L’environnement et la protection de la santé feront-ils les frais de la simplification ?
L’environnement et la protection de la santé feront-ils les frais de la simplification ?
L’exemple des terres excavées
Par Ann-Philippe de la Giraudière
Avocat au Barreau de Paris, cabinet Fauvet, La Giraudière et Associés
Depuis plusieurs mois, le ministère de la transition écologique et solidaire (MTES) cherche à faire sortir les terres excavées de leur statut de déchet au nom du développement de l’économie circulaire. Après plusieurs tentatives infructueuses dans différents véhicules législatifs, c’est finalement un arrêté ministériel qui devrait voir le jour dans quelques semaines.
Posé ainsi, le problème peut paraître d’emblée hermétique ou réservé aux seuls initiés. Il n’en est rien. Ce changement de statut juridique nous concerne tous en réalité car il en va de la protection de l’environnement et des atteintes potentielles à la santé humaine qui en découlent.
Aménageurs, collectivités locales, Etat, associations, tous sont concernés par une réforme prête à passer en catimini par voie réglementaire et qui vise à transférer des pans entiers de la police de l’environnement – une compétence éminemment régalienne – à une gestion contractualisée entre opérateurs privés sans garanties sérieuses de contrôle ni de traçabilité. C’est ce que le Gouvernement appelle « instaurer de la circularité entre professionnels » …pour mieux se désengager ou transférer la compétence de contrôle vers les maires qui y sont peu ou pas préparés, notamment en milieu rural ou péri-urbain.

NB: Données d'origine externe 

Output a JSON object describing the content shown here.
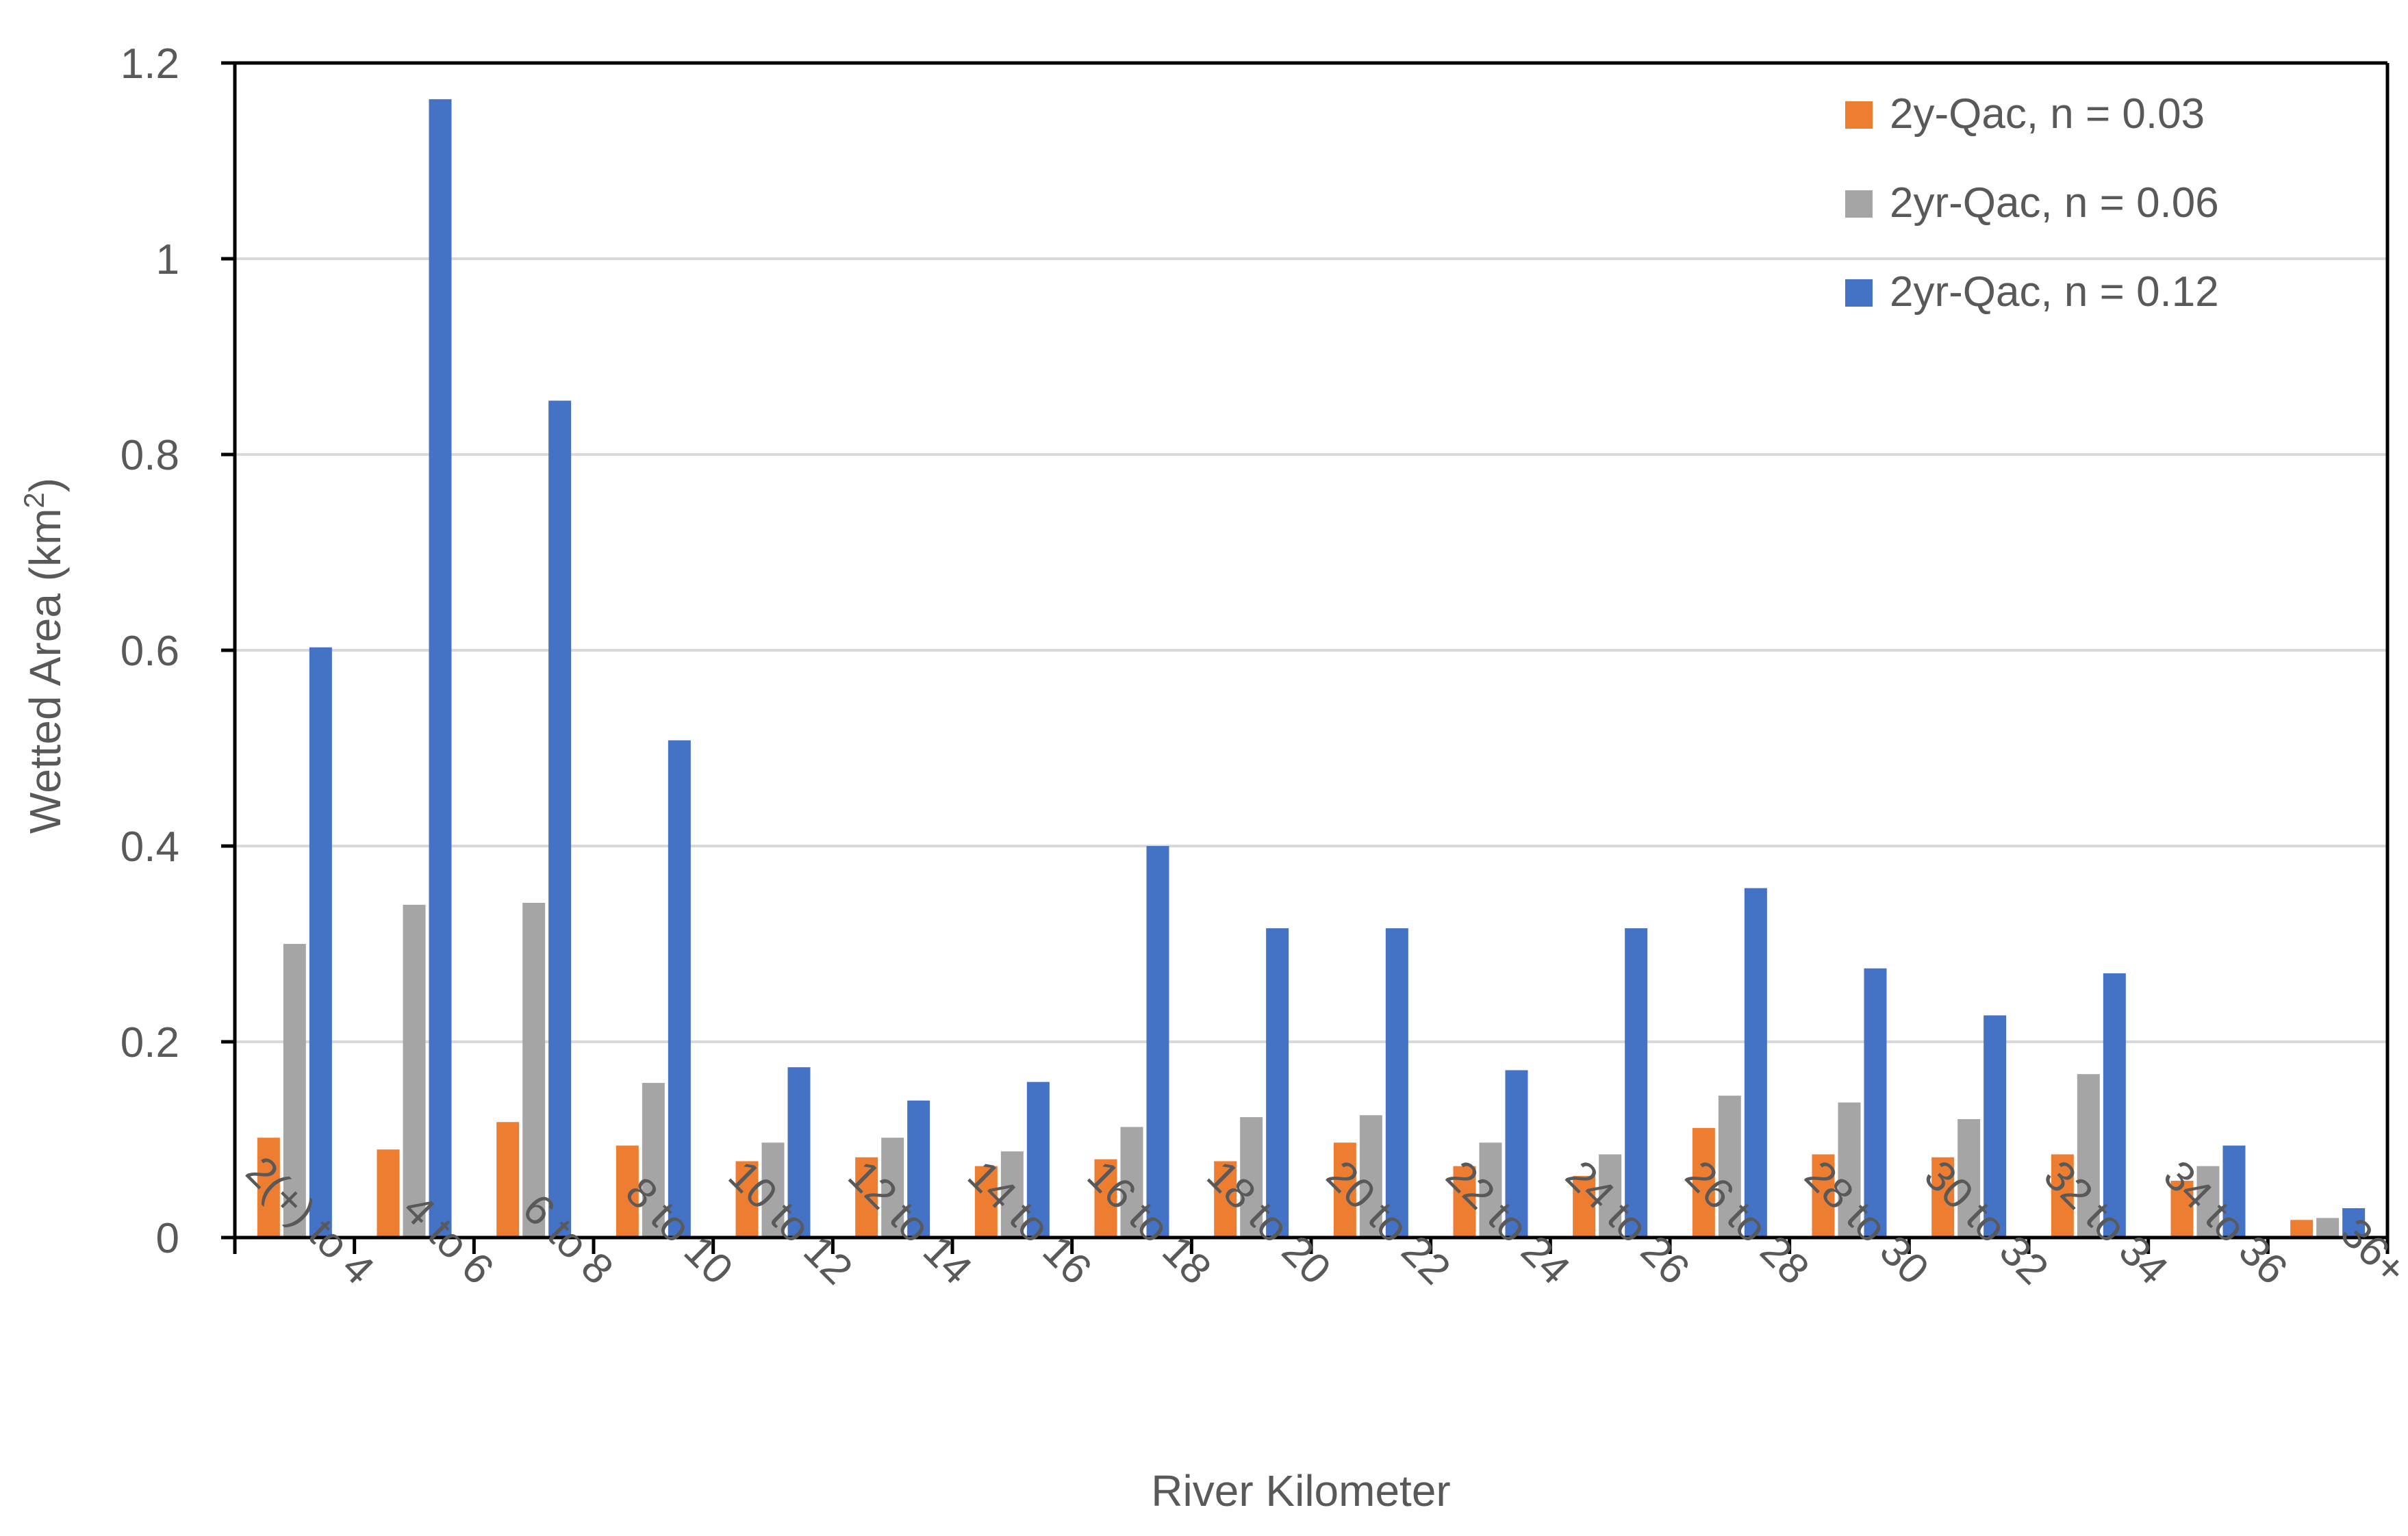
{
  "chart_data": {
    "type": "bar",
    "categories": [
      "2(+) to 4",
      "4 to 6",
      "6 to 8",
      "8 to 10",
      "10 to 12",
      "12 to 14",
      "14 to 16",
      "16 to 18",
      "18 to 20",
      "20 to 22",
      "22 to 24",
      "24 to 26",
      "26 to 28",
      "28 to 30",
      "30 to 32",
      "32 to 34",
      "34 to 36",
      "36+"
    ],
    "series": [
      {
        "name": "2y-Qac, n = 0.03",
        "color": "#ED7D31",
        "values": [
          0.102,
          0.09,
          0.118,
          0.094,
          0.078,
          0.082,
          0.073,
          0.08,
          0.078,
          0.097,
          0.073,
          0.063,
          0.112,
          0.085,
          0.082,
          0.085,
          0.058,
          0.018
        ]
      },
      {
        "name": "2yr-Qac, n = 0.06",
        "color": "#A5A5A5",
        "values": [
          0.3,
          0.34,
          0.342,
          0.158,
          0.097,
          0.102,
          0.088,
          0.113,
          0.123,
          0.125,
          0.097,
          0.085,
          0.145,
          0.138,
          0.121,
          0.167,
          0.073,
          0.02
        ]
      },
      {
        "name": "2yr-Qac, n = 0.12",
        "color": "#4472C4",
        "values": [
          0.603,
          1.163,
          0.855,
          0.508,
          0.174,
          0.14,
          0.159,
          0.4,
          0.316,
          0.316,
          0.171,
          0.316,
          0.357,
          0.275,
          0.227,
          0.27,
          0.094,
          0.03
        ]
      }
    ],
    "xlabel": "River Kilometer",
    "ylabel": "Wetted Area (km",
    "ylabel_superscript": "2",
    "ylabel_suffix": ")",
    "ylim": [
      0,
      1.2
    ],
    "yticks": [
      "0",
      "0.2",
      "0.4",
      "0.6",
      "0.8",
      "1",
      "1.2"
    ],
    "grid": true,
    "legend_position": "top-right"
  }
}
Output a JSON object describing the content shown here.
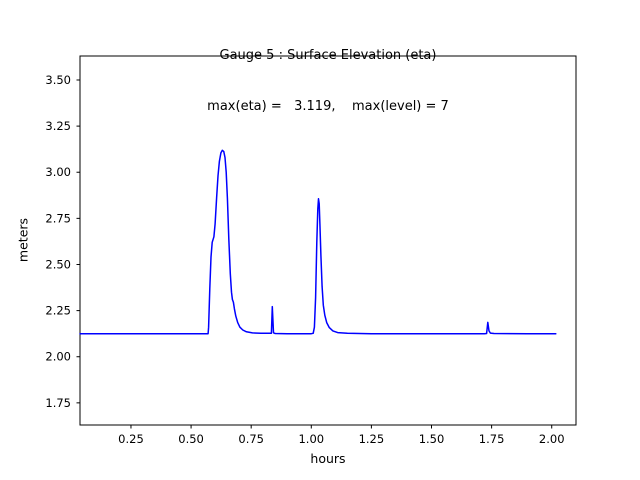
{
  "chart_data": {
    "type": "line",
    "title": "Gauge 5 : Surface Elevation (eta)",
    "subtitle": "max(eta) =   3.119,    max(level) = 7",
    "xlabel": "hours",
    "ylabel": "meters",
    "xlim": [
      0.038,
      2.101
    ],
    "ylim": [
      1.63,
      3.63
    ],
    "grid": false,
    "legend": null,
    "x_ticks": [
      {
        "value": 0.25,
        "label": "0.25"
      },
      {
        "value": 0.5,
        "label": "0.50"
      },
      {
        "value": 0.75,
        "label": "0.75"
      },
      {
        "value": 1.0,
        "label": "1.00"
      },
      {
        "value": 1.25,
        "label": "1.25"
      },
      {
        "value": 1.5,
        "label": "1.50"
      },
      {
        "value": 1.75,
        "label": "1.75"
      },
      {
        "value": 2.0,
        "label": "2.00"
      }
    ],
    "y_ticks": [
      {
        "value": 1.75,
        "label": "1.75"
      },
      {
        "value": 2.0,
        "label": "2.00"
      },
      {
        "value": 2.25,
        "label": "2.25"
      },
      {
        "value": 2.5,
        "label": "2.50"
      },
      {
        "value": 2.75,
        "label": "2.75"
      },
      {
        "value": 3.0,
        "label": "3.00"
      },
      {
        "value": 3.25,
        "label": "3.25"
      },
      {
        "value": 3.5,
        "label": "3.50"
      }
    ],
    "annotations": {
      "max_eta": 3.119,
      "max_level": 7,
      "baseline_meters": 2.125
    },
    "series": [
      {
        "name": "eta",
        "color": "#0000ff",
        "line_width": 1.5,
        "points": [
          [
            0.038,
            2.125
          ],
          [
            0.3,
            2.125
          ],
          [
            0.56,
            2.125
          ],
          [
            0.571,
            2.125
          ],
          [
            0.573,
            2.16
          ],
          [
            0.578,
            2.37
          ],
          [
            0.583,
            2.54
          ],
          [
            0.588,
            2.62
          ],
          [
            0.595,
            2.65
          ],
          [
            0.6,
            2.72
          ],
          [
            0.606,
            2.86
          ],
          [
            0.612,
            2.98
          ],
          [
            0.618,
            3.06
          ],
          [
            0.624,
            3.105
          ],
          [
            0.63,
            3.119
          ],
          [
            0.636,
            3.112
          ],
          [
            0.641,
            3.08
          ],
          [
            0.646,
            3.0
          ],
          [
            0.651,
            2.86
          ],
          [
            0.657,
            2.64
          ],
          [
            0.663,
            2.45
          ],
          [
            0.668,
            2.35
          ],
          [
            0.672,
            2.31
          ],
          [
            0.676,
            2.295
          ],
          [
            0.68,
            2.26
          ],
          [
            0.686,
            2.22
          ],
          [
            0.694,
            2.185
          ],
          [
            0.703,
            2.16
          ],
          [
            0.715,
            2.145
          ],
          [
            0.73,
            2.135
          ],
          [
            0.755,
            2.129
          ],
          [
            0.79,
            2.127
          ],
          [
            0.825,
            2.127
          ],
          [
            0.834,
            2.127
          ],
          [
            0.838,
            2.272
          ],
          [
            0.843,
            2.13
          ],
          [
            0.85,
            2.126
          ],
          [
            0.9,
            2.125
          ],
          [
            1.0,
            2.125
          ],
          [
            1.008,
            2.127
          ],
          [
            1.013,
            2.16
          ],
          [
            1.018,
            2.32
          ],
          [
            1.023,
            2.62
          ],
          [
            1.027,
            2.8
          ],
          [
            1.03,
            2.856
          ],
          [
            1.033,
            2.83
          ],
          [
            1.036,
            2.72
          ],
          [
            1.04,
            2.55
          ],
          [
            1.045,
            2.38
          ],
          [
            1.05,
            2.28
          ],
          [
            1.056,
            2.225
          ],
          [
            1.064,
            2.185
          ],
          [
            1.075,
            2.158
          ],
          [
            1.09,
            2.14
          ],
          [
            1.11,
            2.131
          ],
          [
            1.15,
            2.127
          ],
          [
            1.25,
            2.125
          ],
          [
            1.5,
            2.125
          ],
          [
            1.72,
            2.125
          ],
          [
            1.729,
            2.126
          ],
          [
            1.734,
            2.186
          ],
          [
            1.739,
            2.14
          ],
          [
            1.745,
            2.128
          ],
          [
            1.76,
            2.126
          ],
          [
            1.9,
            2.125
          ],
          [
            2.017,
            2.125
          ]
        ]
      }
    ]
  }
}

De quoi s’agit-il exactement ?
Les terres excavées proviennent de l’activité de déconstruction-construction-aménagement du BTP. Ces terres sont à l’heure actuelle juridiquement considérées comme des déchets. Elles en représentent 40% du volume total. Cette qualification impose des modalités de traçabilité et de responsabilité jugées contraignantes par certains opérateurs de BTP lorsqu’il est question de faire quitter ce statut de déchet pour le valoriser économiquement et lui rendre sa qualité de produit.
Dans le droit actuel, leur réemploi ou leur valorisation pour des opérations d’aménagement ou de construction est soumis obligatoirement à une procédure de sortie du régime juridique du statut de déchet (SSD), via un traitement par une installation classée, ICPE ou IOTA. C’est cette procédure de sortie qui permet de garantir l’innocuité environnementale et sanitaire des terres destinées à être réutilisées.
Selon l’administration, continuer à qualifier de déchet les terres excavées rend difficile leur valorisation surtout au moment où des volumes très importants de terres excavées vont faire l’objet de projets ambitieux d’aménagement comme par exemple celui du Grand Paris.
L’administration propose donc de faire perdre ab initio le statut de déchet aux terres excavées, et donc d’éviter la procédure de sortie avec passage en installation classée, lorsqu’il est prévu de réemployer les terres sorties de leur excavation en génie civil ou en aménagement.
En apparence, tous les clignotants sont au vert : primauté du contrat sur la loi, développement de l’économie circulaire, simplification, baisse des coûts.
Pourtant, avec un tel projet, tout repose désormais sur la vertu des professionnels – le maître d'ouvrage du site d'excavation et l’aménageur – ainsi que sur le contrôle aléatoire des autorités publiques (probablement municipales)… mais sans réelle traçabilité des terres.
Or, la traçabilité est essentielle pour déterminer les responsabilités le cas échéant en cas de pollution avérée.
Et sans peur du gendarme ou sans « contrôle technique » obligatoire, nous sommes confrontés à un risque systémique de fraude à grande échelle et des trafics de terres dans lesquels pourront se nicher les mafias comme en Calabre ou au Royaume-Uni, sans réelle capacité de riposte des pouvoirs publics nationaux ou locaux puisque toute traçabilité aura disparu.
Alors que les élections européennes ont montré l’importance que revêt l’enjeu écologique pour nos concitoyens, la légèreté des pouvoirs publics sur le sujet étonne…
On voit bien que le point d’équilibre est difficile à déterminer entre rapport qualité-prix du processus de valorisation et maintien de standards élevés de protection de l’environnement et de la santé humaine.
Il ne semble manifestement pas encore atteint.
Il appartient donc au législateur d’en débattre de manière contradictoire au Parlement. Le projet de loi sur l’économie circulaire bientôt présenté en conseil des ministres nous en donne justement l’occasion.